この点、昨年の5月に、自民党の当時の森山幹事長が与党PTとしても北海道に入りたいというお話があったのですけれども、それ以降さまざまな政治日程、いろいろな状況もあって、そんな中で、先ほど言ったような、さらにコストが上がりますという状況が出てきましたので、この点はできる限り地域の負担を減らすということも強く、訴えなければならないと思っていますので、従前から求めてきた内容プラス今回の費用負担の話も出てきているので、この点についてはしっかり求めていかなければならないと思っています。いずれにしても、地域に寄り添った対応をしっかり求めていきたいと思っています。
(日本経済新聞)
メガソーラーの違法開発問題に絡んだ質問なのですけれども、道は違法に発電した事業者から電気を買わないという道の契約方針を変更する考えを庁議で示されたと思うのですが、あらためてこのねらいを教えてほしいのと、今後のスケジュール感も併せて教えてください。
(知事)
法令に違反する施設で発電された電気は買わないという姿勢を示すということは、重要な抑止力になると考えています。当然、電気を買うという人がいるから事業が成立するということなのですけれども、法律などで強化していくことも大事ですし、対応をしっかりしていってほしいと思いますけれども、やはり地域との共生、また、こういった法律に違反する、そういう状況の中での電気はもう買わないのだということがしっかり抑止力になっていくと思っているので、これは北海道だけではなくて、多くの方にその輪を広げていくことで、より抑止力になっていくと思っています。この対応の考え方については、今問題の中心になっている釧路市のほうも、私の考えを説明する中で、ぜひ歩調を合わせていきたいという話でもありました。そういう意向もいただいているところです。
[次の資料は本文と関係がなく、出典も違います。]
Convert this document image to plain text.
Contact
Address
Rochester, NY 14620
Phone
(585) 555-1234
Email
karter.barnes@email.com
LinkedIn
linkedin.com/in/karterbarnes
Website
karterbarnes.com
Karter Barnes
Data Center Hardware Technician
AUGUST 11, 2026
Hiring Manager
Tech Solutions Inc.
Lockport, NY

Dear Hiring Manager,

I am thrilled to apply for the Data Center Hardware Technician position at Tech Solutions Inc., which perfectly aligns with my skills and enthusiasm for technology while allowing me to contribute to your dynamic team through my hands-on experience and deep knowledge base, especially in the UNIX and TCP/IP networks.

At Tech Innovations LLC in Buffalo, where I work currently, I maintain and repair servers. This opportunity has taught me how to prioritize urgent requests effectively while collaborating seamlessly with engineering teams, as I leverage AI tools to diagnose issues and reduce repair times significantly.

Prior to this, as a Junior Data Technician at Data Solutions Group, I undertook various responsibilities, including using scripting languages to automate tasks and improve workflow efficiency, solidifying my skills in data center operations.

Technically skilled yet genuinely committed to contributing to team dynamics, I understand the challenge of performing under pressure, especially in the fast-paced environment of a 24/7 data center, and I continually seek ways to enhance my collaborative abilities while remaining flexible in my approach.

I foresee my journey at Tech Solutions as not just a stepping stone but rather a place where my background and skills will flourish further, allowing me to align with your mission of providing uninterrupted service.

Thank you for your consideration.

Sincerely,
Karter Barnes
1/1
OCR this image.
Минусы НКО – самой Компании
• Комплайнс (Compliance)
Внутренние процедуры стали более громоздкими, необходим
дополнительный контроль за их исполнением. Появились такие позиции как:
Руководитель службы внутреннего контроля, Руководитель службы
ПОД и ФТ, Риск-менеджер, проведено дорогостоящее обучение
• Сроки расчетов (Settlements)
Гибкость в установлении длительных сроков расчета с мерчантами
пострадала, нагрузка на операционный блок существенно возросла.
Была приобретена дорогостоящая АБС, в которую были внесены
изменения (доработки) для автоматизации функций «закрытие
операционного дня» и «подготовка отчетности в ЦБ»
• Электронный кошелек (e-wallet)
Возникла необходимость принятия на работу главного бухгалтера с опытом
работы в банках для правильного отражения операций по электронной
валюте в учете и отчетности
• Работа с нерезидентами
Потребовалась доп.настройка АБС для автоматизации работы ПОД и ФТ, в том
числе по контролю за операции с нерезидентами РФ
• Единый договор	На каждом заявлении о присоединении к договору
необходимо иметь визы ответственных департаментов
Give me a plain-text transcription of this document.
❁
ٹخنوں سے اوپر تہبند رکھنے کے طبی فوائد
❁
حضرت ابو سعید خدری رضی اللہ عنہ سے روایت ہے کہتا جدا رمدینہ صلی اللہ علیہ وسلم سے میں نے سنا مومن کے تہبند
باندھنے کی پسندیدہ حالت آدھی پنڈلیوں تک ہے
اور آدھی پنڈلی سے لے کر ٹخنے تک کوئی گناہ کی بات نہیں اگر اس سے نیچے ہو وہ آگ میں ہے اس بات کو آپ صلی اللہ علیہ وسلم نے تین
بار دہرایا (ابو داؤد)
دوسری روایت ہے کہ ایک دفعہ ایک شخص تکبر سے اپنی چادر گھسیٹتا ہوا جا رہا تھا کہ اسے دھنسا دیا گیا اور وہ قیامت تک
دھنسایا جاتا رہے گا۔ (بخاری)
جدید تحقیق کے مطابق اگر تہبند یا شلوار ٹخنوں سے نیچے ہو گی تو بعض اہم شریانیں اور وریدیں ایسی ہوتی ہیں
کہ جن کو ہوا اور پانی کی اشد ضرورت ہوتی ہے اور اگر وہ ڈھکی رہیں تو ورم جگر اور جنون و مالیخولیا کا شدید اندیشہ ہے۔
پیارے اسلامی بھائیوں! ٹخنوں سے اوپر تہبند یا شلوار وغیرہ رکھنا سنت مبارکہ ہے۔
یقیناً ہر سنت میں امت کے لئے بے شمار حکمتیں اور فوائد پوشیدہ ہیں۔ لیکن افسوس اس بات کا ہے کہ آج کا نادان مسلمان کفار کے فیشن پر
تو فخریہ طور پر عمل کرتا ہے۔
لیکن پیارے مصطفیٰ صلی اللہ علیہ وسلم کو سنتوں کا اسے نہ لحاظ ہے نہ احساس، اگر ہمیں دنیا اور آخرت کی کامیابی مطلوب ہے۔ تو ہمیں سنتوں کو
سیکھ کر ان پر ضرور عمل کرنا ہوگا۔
具体的な手続きとしては、道の環境配慮契約対応方針というのがあるので、これを3月までに改定していくことで、対応していきたいと思っています。それと、北海道が、ある意味、調達するというところだけだとかなり限定的になってしまうので、再エネの調達を行う企業の皆さまに対しても、社会的責任として、北海道と同様の対応をとっていただけないかということで、その輪を広げていくと。それと、3月までにこういう方針を改定していくという作業を、これはどうしてもいろいろ手続きで時間がかかってくるので、検討段階においても、道のそういう考え方ですとか検討の方向性、方針を発信しながら、例えば、事業者だけではなくて、市町村、そういう皆さまにも発信して、とにかく法令に違反している電気は買わないのだということになれば事業が成り立たないので、抑止力になると思っているので、そういった機運を醸成していく、これをぜひやっていきたい。
(日本経済新聞)
輪を広げるみたいなお話の中で、再エネ事業者から電力の購入を考えている企業とか、市町村とかにも道の方針を示していく中で、同じような対応を求めるのか、それとも、例えば努力義務ですとか、メッセージにとどまるのか、具体的にどのように輪を広げてきいきたいかということについては、いかがでしょうか。
(知事)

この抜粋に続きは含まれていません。